Wednesday, November 19th, 2008

La semaine de la solidarité internationale est l’occasion de communiquer sur une situation peu connue et alarmante au nord-Niger: les touaregs, minorité ethnique, sont dispensés de leurs droits vitaux;
les droits de l’homme de ces citoyens sont atteints. Ils survivent dans un milieu hostile, et de surcroit subissent une politique dictatoriale…

Donc, rdv le 20 novembre à Temoa Laboutique

DE 19H30 A 20H30 : musique touarègue avec Moussa Bilalan Ag Ganta, thé à la menthe et dégustation de produits équitables. Arbre de la solidarité.

A 20H30 : débat sur la situation au Nord-Niger avec Aude Durou, créatrice de Ombre Claire (mode éthique créée entre la France et les ateliers d’artisans au Niger) et Moussa Bilalan; projection d’une vidéo.

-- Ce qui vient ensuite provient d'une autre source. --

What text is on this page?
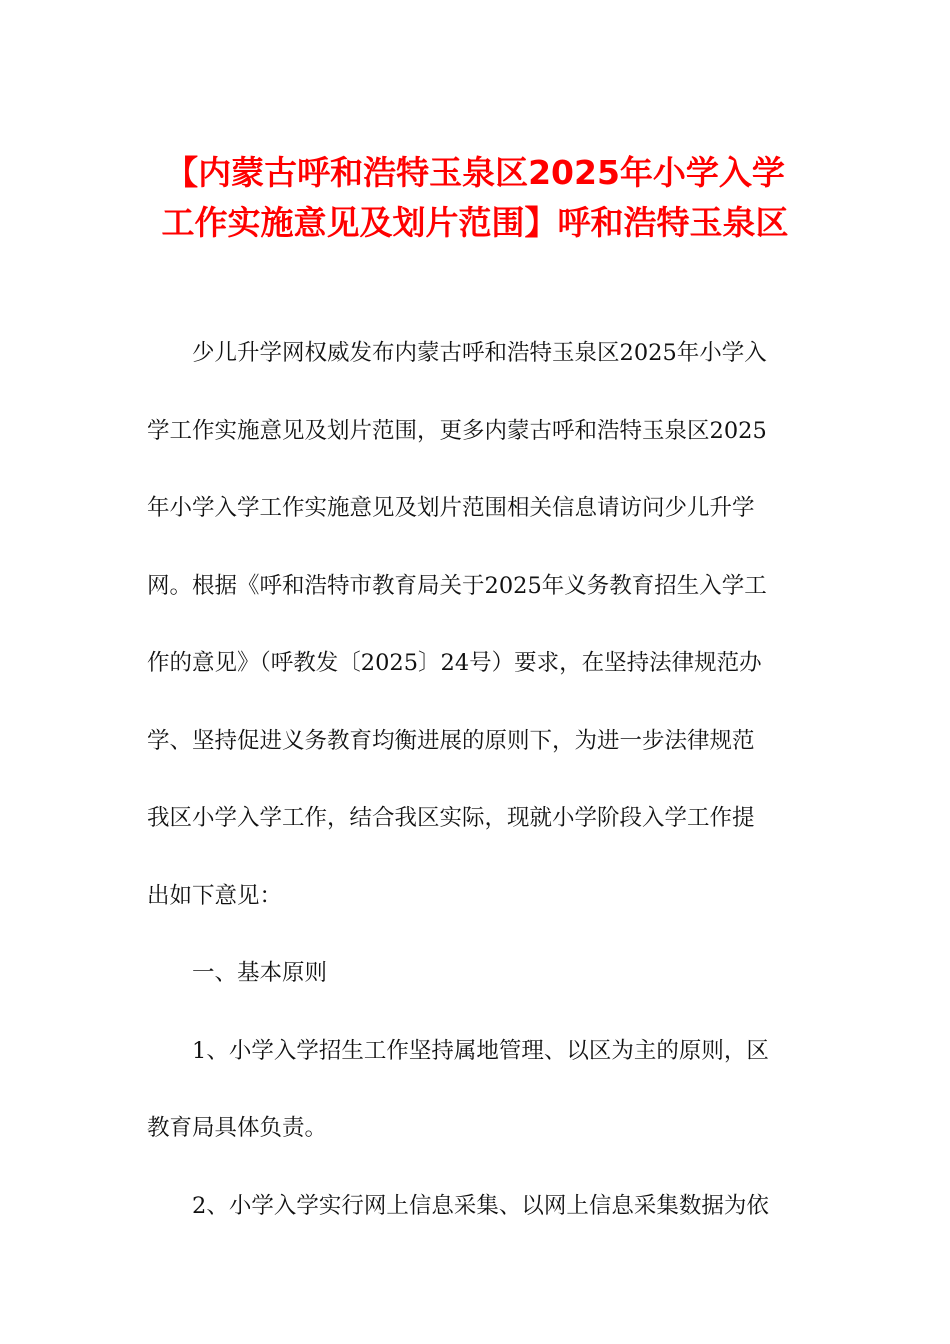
【内蒙古呼和浩特玉泉区2025年小学入学
工作实施意见及划片范围】呼和浩特玉泉区
少儿升学网权威发布内蒙古呼和浩特玉泉区2025年小学入
学工作实施意见及划片范围，更多内蒙古呼和浩特玉泉区2025
年小学入学工作实施意见及划片范围相关信息请访问少儿升学
网。根据《呼和浩特市教育局关于2025年义务教育招生入学工
作的意见》（呼教发〔2025〕24号）要求，在坚持法律规范办
学、坚持促进义务教育均衡进展的原则下，为进一步法律规范
我区小学入学工作，结合我区实际，现就小学阶段入学工作提
出如下意见：
一、基本原则
1、小学入学招生工作坚持属地管理、以区为主的原则，区
教育局具体负责。
2、小学入学实行网上信息采集、以网上信息采集数据为依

TEMOA – 75 rue Oberkampf – 75011 Paris, métro Parmentier ou Oberkampf -
bus n°96, arrêt “Parmentier République”
01 43 57 63 03

Et le site de la semaine de la solidarité internationale

Pensées pour Ghardaïa

Monday, October 6th, 2008

Pensées pour Ghardaïa meurtrie par dame nature. Loin de ces actualités catastrophiques, je vous laisse découvrir deux livres et deux auteurs qui figurent dans la rangée “toujours accessible” de ma bibliothèque saharienne:

Le M’Zab, une leçon d’architecture
par André Ravéreau
photographies de Manuelle Roche
préface d’Hassan Fathy

Quatrième de couverture:

Pourchassés pour hérésie et réfugiés dans une région ingrate du Sahara, les Ibadites bâtirent au XIe siècle cinq petites cités d’une rare beauté. Cette architecture sans architecte a inspiré à André Ravéreau une philosophie de la ville : partir des besoins élémentaires de l’homme, étudier les matériaux locaux, le climat, construire sans ornements, dans la plus stricte logique.
Son livre nous entraîne des maisons du M’Zab – admirables et inventives – aux temples grecs, de Ledoux à Gaudi, des cathédrales aux HLM. Pour recueillir et transmettre l’enseignement offert par une architecture toute de confort véritable, de tradition et de lumière.

Actes Sud 2003

et

Le M’zab, cités millénaires du Sahara
par Manuelle Roche
préface de Mouloud Mammeri

Quatrième de couverture:

Sous un ciel de feu, dans une vallée aride du Sahara algérien, le M’Zab, une architecture toute d’harmonie et de sobriété, a séduit les architectes modernes, en particulier Le Corbusier.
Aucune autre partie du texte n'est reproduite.